Оставшись один, Алексей Иванович вскрыл пакет с пятью сургучными печатями, прочитал:
«Досточтимый Алексей Иванович! По приказу Военной коллегии, с конфирмацией государыни-императрицы, в добавление к имеющимся у меня шести донским казачьим полкам, готовь спешно еще десять полков. Укомплектуй оные запасными молодыми казаками. Назначь старшин, людей в сем чине достойных. Собери запасы продовольствия и фуража. Срок на подготовку — месяц.
Засим пойдешь с ними, следуя с передним полком в авангарде. Прошу тебя: встречных ногаев старайся наипервее бескровопролитно склонить к мирным к нам делам, а видя их непреклонность в злых намерениях — тем паче, открытое противодействие — поступай с ними, как с врагами отечества нашего, применяя огнеоружие. Искры надо тушить до пожара. Конечная цель твоего похода — устье Лабы. Там встретимся».
В пакет было вложено и другое письмо от Суворова, в котором он писал, что в ближайшие дни в Черкасск должен прибыть секунд-майор лейб-гвардии конно-гренадерского полка Позднеев Анатолий Михайлович, высланный из Петербурга за «невоздержанные отзывы о некоих высоких должностных лицах». Суворов поручал Иловайскому передать Позднееву приказ: принять командование над двумя взводами Бутырского полка, оставленными в станице Аксайской для конвоирования на Кубань продовольственного обоза. И еще предлагал Суворов: выделить казачий полк в пятьсот сабель для сопровождения того обоза, так как есть слухи, что ногаи имеют замысел отбить его.

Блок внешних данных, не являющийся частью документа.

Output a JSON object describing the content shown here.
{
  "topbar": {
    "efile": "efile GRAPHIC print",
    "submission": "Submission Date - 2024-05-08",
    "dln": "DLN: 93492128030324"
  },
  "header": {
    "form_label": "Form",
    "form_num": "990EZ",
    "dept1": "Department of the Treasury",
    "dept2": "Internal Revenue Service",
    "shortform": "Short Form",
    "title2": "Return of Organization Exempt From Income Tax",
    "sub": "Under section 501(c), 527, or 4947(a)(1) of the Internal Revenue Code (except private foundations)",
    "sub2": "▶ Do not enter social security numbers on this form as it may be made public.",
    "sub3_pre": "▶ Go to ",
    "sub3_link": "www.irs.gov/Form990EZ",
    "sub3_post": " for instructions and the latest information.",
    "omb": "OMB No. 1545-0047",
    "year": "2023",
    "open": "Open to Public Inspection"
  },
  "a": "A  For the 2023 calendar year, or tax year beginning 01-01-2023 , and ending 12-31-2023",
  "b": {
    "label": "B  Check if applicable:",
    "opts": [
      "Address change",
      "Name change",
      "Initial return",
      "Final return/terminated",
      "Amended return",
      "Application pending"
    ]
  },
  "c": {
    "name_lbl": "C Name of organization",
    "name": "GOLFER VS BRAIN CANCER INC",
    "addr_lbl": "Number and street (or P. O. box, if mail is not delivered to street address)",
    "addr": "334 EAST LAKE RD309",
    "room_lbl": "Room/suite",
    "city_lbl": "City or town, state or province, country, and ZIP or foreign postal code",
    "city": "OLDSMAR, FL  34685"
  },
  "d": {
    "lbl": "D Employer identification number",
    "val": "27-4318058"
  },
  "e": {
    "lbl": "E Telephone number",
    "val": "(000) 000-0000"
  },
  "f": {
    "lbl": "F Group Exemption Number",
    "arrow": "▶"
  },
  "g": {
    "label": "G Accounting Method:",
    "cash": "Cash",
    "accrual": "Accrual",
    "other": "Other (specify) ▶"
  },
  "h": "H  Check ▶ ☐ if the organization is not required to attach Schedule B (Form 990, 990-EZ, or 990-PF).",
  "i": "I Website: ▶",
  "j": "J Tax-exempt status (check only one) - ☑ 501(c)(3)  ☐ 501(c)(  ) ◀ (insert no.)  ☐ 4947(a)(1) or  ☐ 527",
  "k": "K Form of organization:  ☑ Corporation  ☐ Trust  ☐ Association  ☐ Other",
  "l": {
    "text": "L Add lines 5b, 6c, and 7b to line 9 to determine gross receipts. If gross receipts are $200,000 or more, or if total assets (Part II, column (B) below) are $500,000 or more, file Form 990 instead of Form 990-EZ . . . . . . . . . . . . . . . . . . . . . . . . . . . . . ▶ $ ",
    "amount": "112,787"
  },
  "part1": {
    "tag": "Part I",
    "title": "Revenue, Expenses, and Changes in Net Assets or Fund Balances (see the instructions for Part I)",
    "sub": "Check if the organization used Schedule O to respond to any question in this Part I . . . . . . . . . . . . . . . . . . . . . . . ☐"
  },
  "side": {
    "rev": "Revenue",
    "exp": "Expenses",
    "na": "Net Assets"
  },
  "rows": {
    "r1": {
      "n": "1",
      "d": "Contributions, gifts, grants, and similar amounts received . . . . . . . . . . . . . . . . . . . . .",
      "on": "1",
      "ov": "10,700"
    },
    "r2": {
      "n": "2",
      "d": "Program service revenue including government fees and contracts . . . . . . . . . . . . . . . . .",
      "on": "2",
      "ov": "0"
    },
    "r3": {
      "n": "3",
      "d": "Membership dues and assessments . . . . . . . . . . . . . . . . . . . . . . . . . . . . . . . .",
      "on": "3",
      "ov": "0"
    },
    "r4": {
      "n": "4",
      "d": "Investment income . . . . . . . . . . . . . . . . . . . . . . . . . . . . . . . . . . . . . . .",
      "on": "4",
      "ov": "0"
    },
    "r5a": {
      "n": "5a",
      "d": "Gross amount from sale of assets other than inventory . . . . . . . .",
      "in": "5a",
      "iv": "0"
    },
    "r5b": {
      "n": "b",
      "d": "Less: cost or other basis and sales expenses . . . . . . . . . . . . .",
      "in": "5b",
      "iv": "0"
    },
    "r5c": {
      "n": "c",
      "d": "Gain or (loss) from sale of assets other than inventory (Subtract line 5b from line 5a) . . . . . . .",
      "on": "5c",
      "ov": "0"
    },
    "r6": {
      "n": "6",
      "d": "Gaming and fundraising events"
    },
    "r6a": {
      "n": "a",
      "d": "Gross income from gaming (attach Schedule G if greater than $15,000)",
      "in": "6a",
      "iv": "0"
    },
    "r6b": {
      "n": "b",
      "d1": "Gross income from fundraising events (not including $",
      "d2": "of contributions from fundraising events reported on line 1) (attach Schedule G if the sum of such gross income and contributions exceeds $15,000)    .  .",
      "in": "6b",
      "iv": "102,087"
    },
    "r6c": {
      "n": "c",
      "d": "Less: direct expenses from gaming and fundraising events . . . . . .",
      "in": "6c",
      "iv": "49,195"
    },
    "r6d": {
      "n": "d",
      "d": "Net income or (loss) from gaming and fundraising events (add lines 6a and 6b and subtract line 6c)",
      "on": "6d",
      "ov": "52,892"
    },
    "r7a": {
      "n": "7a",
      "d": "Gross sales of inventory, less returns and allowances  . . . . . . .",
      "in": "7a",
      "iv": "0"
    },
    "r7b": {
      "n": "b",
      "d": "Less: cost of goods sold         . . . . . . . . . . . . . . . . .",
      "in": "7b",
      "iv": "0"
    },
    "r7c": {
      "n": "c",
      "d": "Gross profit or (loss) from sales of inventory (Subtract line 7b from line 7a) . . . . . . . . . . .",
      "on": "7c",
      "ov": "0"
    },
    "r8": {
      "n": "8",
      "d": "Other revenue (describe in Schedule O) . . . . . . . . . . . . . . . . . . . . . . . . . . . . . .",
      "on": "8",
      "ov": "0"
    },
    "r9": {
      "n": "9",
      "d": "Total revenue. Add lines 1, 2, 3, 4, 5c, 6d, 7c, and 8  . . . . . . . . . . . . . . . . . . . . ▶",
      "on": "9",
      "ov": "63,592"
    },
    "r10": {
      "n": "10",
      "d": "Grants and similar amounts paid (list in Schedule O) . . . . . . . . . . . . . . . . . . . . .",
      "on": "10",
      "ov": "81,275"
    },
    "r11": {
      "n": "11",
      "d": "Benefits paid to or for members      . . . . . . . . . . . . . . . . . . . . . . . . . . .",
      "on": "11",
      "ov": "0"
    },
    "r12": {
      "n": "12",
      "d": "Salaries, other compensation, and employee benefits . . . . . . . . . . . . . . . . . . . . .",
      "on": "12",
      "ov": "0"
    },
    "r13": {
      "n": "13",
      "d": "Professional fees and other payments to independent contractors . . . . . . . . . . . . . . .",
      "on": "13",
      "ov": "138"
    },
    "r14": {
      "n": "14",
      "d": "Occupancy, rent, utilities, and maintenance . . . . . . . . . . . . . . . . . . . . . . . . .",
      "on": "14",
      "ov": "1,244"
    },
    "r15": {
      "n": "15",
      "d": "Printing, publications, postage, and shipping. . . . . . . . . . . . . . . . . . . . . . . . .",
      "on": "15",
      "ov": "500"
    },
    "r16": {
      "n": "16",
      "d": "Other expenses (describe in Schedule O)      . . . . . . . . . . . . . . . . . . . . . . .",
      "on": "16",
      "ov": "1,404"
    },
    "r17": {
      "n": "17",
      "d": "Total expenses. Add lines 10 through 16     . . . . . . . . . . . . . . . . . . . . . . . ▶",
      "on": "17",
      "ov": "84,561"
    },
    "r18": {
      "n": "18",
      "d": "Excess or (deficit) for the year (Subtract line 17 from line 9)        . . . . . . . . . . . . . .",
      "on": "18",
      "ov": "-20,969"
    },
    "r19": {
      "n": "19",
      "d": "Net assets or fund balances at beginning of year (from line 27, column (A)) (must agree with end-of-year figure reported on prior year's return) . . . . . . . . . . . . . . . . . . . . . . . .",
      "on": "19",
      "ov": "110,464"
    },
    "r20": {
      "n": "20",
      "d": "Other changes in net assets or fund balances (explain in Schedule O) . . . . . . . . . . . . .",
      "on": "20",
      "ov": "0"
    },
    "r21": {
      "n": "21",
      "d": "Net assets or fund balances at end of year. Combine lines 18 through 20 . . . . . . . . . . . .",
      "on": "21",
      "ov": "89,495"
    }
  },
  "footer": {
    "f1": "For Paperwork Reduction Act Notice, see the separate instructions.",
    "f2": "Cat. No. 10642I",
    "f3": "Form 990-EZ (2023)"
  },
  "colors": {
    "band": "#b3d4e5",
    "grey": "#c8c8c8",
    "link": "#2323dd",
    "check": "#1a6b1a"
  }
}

— Все новые и новые заботы валятся на мою голову, — вздохнул тяжело атаман, прочитав это письмо. В раздумье он прошелся по горнице. Потом вспомнил: «Пора навестить жену…»
…Давно уже Алексей Иванович спал отдельно от жены, и каждый раз, когда он заходил в ее опочивальню, голова его кружилась от душного запаха настоянных трав и лекарственных снадобий.
Елизавета Михайловна полулежала на кровати с тремя подушками под головой. Когда-то красивое лицо ее осунулось, покрылось тонкими, словно паутинка, морщинами, голубые глаза потускнели и впали. Около ее постели сидела на табурете Меланья Карповна, высокая пожилая женщина с угольно-черными глазами. Увидев атамана, она, поклонившись ему, встала и вышла.
«Нет, совсем уж недолго осталось жить ей на белом свете», — подумал грустно Алексей Иванович, глядя на зеленовато-серое лицо жены, плотно сжатые бескровные губы.
Он подошел, поцеловал ее в лоб.
Глаза больной оживились, слабый румянец окрасил щеки.
— Ну, как почивала? — спросил ласково Алексей Иванович.
Она ответила медленно, слабым голосом:
— Спасибо, сегодня спала неплохо. Сон хороший видела. — И, испытующе посмотрев на мужа, спросила: — Поправлюсь, как думаешь?
— Конечно поправишься, — ответил Алексей Иванович, стараясь вложить в свои слова как можно больше уверенности.
Елизавета Михайловна улыбнулась:
— Вот и Меланья выздоровела, а ведь совсем при смерти была, две недели в горячке лежала… А знаешь, к ней брат из станицы приехал, с ним дочка Танюша, краса степная… Такой, пожалуй, во всем Черкасске не сыщешь. — И снова глаза больной пытливо остановились на лице мужа. — Тут только и узнали они о набеге ногайском, о том, что усадьба их начисто сожжена. Брат Меланьи заедет к себе, хату строить, а дочка его пока поживет у Меланьи. Ты не супротив того?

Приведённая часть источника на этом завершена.